= Heparin mimicking polymers =

Synthetic compound and anticoagulant

Heparin mimicking polymers are synthetic compounds that possess similar characteristics to heparin, that is it can be used clinically as an anticoagulant. These compounds like heparin possess a negative charge density that allows it to interact and inhibit the coagulation process. Glucose or mannose-contain n-alkyl urea peptoid oligomer, glucose modified diamine with pedant monosaccharides are examples of heparin mimicking polymers. Heparin mimicking polymers can also be used to create biomaterials for surgical application such as pacemakers, stents, etc.

Heparin is widely used as a clinical anticoagulant however, it possesses drawbacks creating a need for synthetic heparin mimicking polymers. Events such as the 2008 heparin contamination event, and mad cow disease further enhance the new demand for more robust anticoagulants. Additionally prolonged use of heparin results in heparin induced thrombocytopenia.

Three aspects of synthetic mimicking polymers are currently focused on: mimicking anionic sulfate domains of heparin, polymerization of sulfated saccharides and sulfation of natural occurring GAGs.

==Synthesis==
Heparin mimicking polymers can be synthesized through a variety of mechanisms. To begin, monomers can be either synthesized or purchased from avenues such as Sigma Aldrich. The monomers are the basic subunits of the polymer and can be designed to incorporate specific functional groups, e.g. sugars, urea, which can enhance the biocompatibility of the heparin-mimicking polymer. The monomers can then be linked together through a processed call polymerization. This processed specifically can be achieved via various mechanisms such as step growth polymerization, RAFT, etc. Through the process of polymerization, monomers of the heparin mimicking polymers are covalently linked together to increase the molecular weight. Post polymerization, the polymer chains can be cross-linked to one another thus forming a larger polymer network.

The chain length, intermolecular forces and reactive sites influence the specific function of the heparin-mimicking polymer. By altering the chemical structure of the polymer, certain properties can be exhibited. For example, studies have shown that by altering the thermal transition of the polymer, shape memory behavior can be exhibited. This is where the polymer conforms to deformed shape and then returns to its original configuration due to certain stimulus. Heparin-mimicking polymers can be designed to exhibit shape memory behavior.

==Characterization==
Heparin mimicking polymers can be characterized by various techniques. For example, both proton nuclear magnetic resonance (H1NMR) and FTIR spectroscopy can aid in the identification of functional groups. However H1NMR depicts a better image of the chemical structure of the monomer. Contact angle measurements can help determine the hydrophobicity or hydrophilicity of the polymer, this extremely useful for creating water-soluble biomaterials.

==Applications==
Heparin-mimicking polymers can be used for a variety of applications in the body.
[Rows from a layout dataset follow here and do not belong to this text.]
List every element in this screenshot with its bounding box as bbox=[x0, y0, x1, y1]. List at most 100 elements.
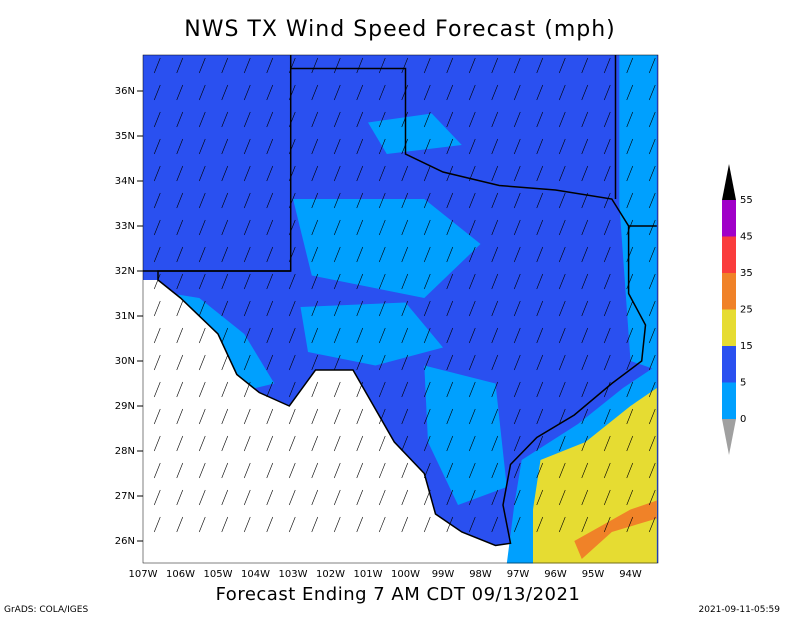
wind-barb bbox=[221, 300, 229, 317]
wind-barb bbox=[446, 354, 454, 371]
wind-barb bbox=[378, 273, 386, 290]
wind-barb bbox=[288, 408, 296, 425]
legend-under bbox=[722, 419, 736, 455]
wind-barb bbox=[266, 408, 274, 425]
wind-barb bbox=[558, 111, 566, 128]
wind-barb bbox=[198, 354, 206, 371]
wind-barb bbox=[221, 381, 229, 398]
wind-barb bbox=[266, 354, 274, 371]
wind-barb bbox=[491, 138, 499, 155]
wind-barb bbox=[626, 327, 634, 344]
longitude-label: 94W bbox=[619, 569, 642, 580]
wind-barb bbox=[648, 84, 656, 101]
wind-barb bbox=[468, 84, 476, 101]
wind-barb bbox=[581, 57, 589, 74]
wind-barb bbox=[333, 219, 341, 236]
wind-region bbox=[368, 113, 462, 154]
wind-barb bbox=[356, 192, 364, 209]
wind-barb bbox=[333, 408, 341, 425]
wind-barb bbox=[333, 435, 341, 452]
wind-barb bbox=[153, 462, 161, 479]
wind-barb bbox=[176, 489, 184, 506]
wind-barb bbox=[243, 192, 251, 209]
wind-barb bbox=[153, 381, 161, 398]
wind-barb bbox=[648, 462, 656, 479]
wind-barb bbox=[243, 273, 251, 290]
wind-barb bbox=[513, 192, 521, 209]
wind-barb bbox=[198, 435, 206, 452]
longitude-label: 102W bbox=[316, 569, 345, 580]
wind-barb bbox=[581, 300, 589, 317]
wind-barb bbox=[153, 273, 161, 290]
wind-barb bbox=[536, 192, 544, 209]
wind-barb bbox=[378, 300, 386, 317]
wind-barb bbox=[491, 516, 499, 533]
wind-barb bbox=[198, 111, 206, 128]
wind-barb bbox=[581, 219, 589, 236]
wind-barb bbox=[536, 516, 544, 533]
wind-barb bbox=[648, 354, 656, 371]
wind-barb bbox=[401, 381, 409, 398]
wind-barb bbox=[311, 138, 319, 155]
wind-barb bbox=[221, 57, 229, 74]
wind-barb bbox=[288, 273, 296, 290]
wind-barb bbox=[626, 192, 634, 209]
wind-barb bbox=[536, 435, 544, 452]
wind-barb bbox=[356, 138, 364, 155]
wind-barb bbox=[311, 84, 319, 101]
wind-barb bbox=[468, 300, 476, 317]
wind-barb bbox=[626, 435, 634, 452]
wind-barb bbox=[153, 219, 161, 236]
latitude-label: 35N bbox=[115, 131, 135, 142]
wind-barb bbox=[626, 111, 634, 128]
wind-barb bbox=[558, 435, 566, 452]
wind-barb bbox=[401, 273, 409, 290]
wind-barb bbox=[423, 219, 431, 236]
wind-barb bbox=[536, 111, 544, 128]
wind-barb bbox=[153, 138, 161, 155]
wind-barb bbox=[153, 246, 161, 263]
wind-barb bbox=[401, 219, 409, 236]
wind-barb bbox=[558, 489, 566, 506]
wind-barb bbox=[266, 489, 274, 506]
wind-barb bbox=[626, 273, 634, 290]
wind-barb bbox=[536, 408, 544, 425]
wind-barb bbox=[423, 165, 431, 182]
wind-barb bbox=[356, 327, 364, 344]
wind-barb bbox=[513, 138, 521, 155]
wind-barb bbox=[401, 300, 409, 317]
wind-barb bbox=[198, 84, 206, 101]
wind-barb bbox=[266, 462, 274, 479]
wind-barb bbox=[311, 273, 319, 290]
wind-barb bbox=[491, 192, 499, 209]
wind-barb bbox=[221, 516, 229, 533]
wind-barb bbox=[288, 435, 296, 452]
wind-barb bbox=[581, 165, 589, 182]
legend-label: 0 bbox=[740, 414, 746, 425]
wind-barb bbox=[603, 327, 611, 344]
wind-barb bbox=[648, 273, 656, 290]
wind-barb bbox=[423, 273, 431, 290]
wind-barb bbox=[333, 57, 341, 74]
wind-barb bbox=[513, 300, 521, 317]
wind-barb bbox=[581, 84, 589, 101]
legend-swatch bbox=[722, 346, 736, 383]
wind-barb bbox=[468, 327, 476, 344]
wind-barb bbox=[378, 381, 386, 398]
latitude-label: 36N bbox=[115, 86, 135, 97]
wind-barb bbox=[648, 111, 656, 128]
wind-barb bbox=[221, 273, 229, 290]
wind-barb bbox=[513, 435, 521, 452]
wind-barb bbox=[401, 354, 409, 371]
wind-barb bbox=[378, 111, 386, 128]
wind-barb bbox=[423, 57, 431, 74]
wind-barb bbox=[648, 300, 656, 317]
wind-barb bbox=[176, 300, 184, 317]
wind-barb bbox=[491, 165, 499, 182]
wind-barb bbox=[423, 381, 431, 398]
wind-barb bbox=[153, 192, 161, 209]
wind-barb bbox=[581, 489, 589, 506]
wind-barb bbox=[266, 381, 274, 398]
wind-barb bbox=[423, 435, 431, 452]
wind-barb bbox=[423, 192, 431, 209]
These include, the coating for pacemakers, surgical catheter and stents.

===Clinical use===
Shape memory heparin mimicking polymers can be used to create devices that extract hemorrhaging tissue. Microactuator (right) is a prototype endovascular electromechanical clot-extraction device. This device consists of electromechanical microactuator mounted on the distal tip of either a Prowler-14 microcatheter The microactuator is fabricated using a shape memory polymer (SMP) shell over a shape memory nickel-titanium alloy (nitinol) wire backbone with attached copper leads to deliver a current. The microactuator maintains a straight rod shape until the applied current, provided by a DC power supply, heating the nitinol wire, causing the microactuator to transform into a corkscrew shape capable of retrieving a blood clot. At body temperature, the overlying SMP is in a glassy state and maintains the nitinol tightly coiled configuration in a straight form for endovascular delivery. Once the microactuator is positioned beyond the clot, joule heating is initiated. As the surrounding SMP is heated by conduction to its characteristic glass-transition temperature (Tg ≈ 80 °C), it transitions to its rubbery state, allowing the nitinol to resume its corkscrew shape. Retrieval of the blood clot occurs through a pull back motion. The nitinol is engulfed in a tight space even though it is expanding and as a result retreats thus extracting the tissue.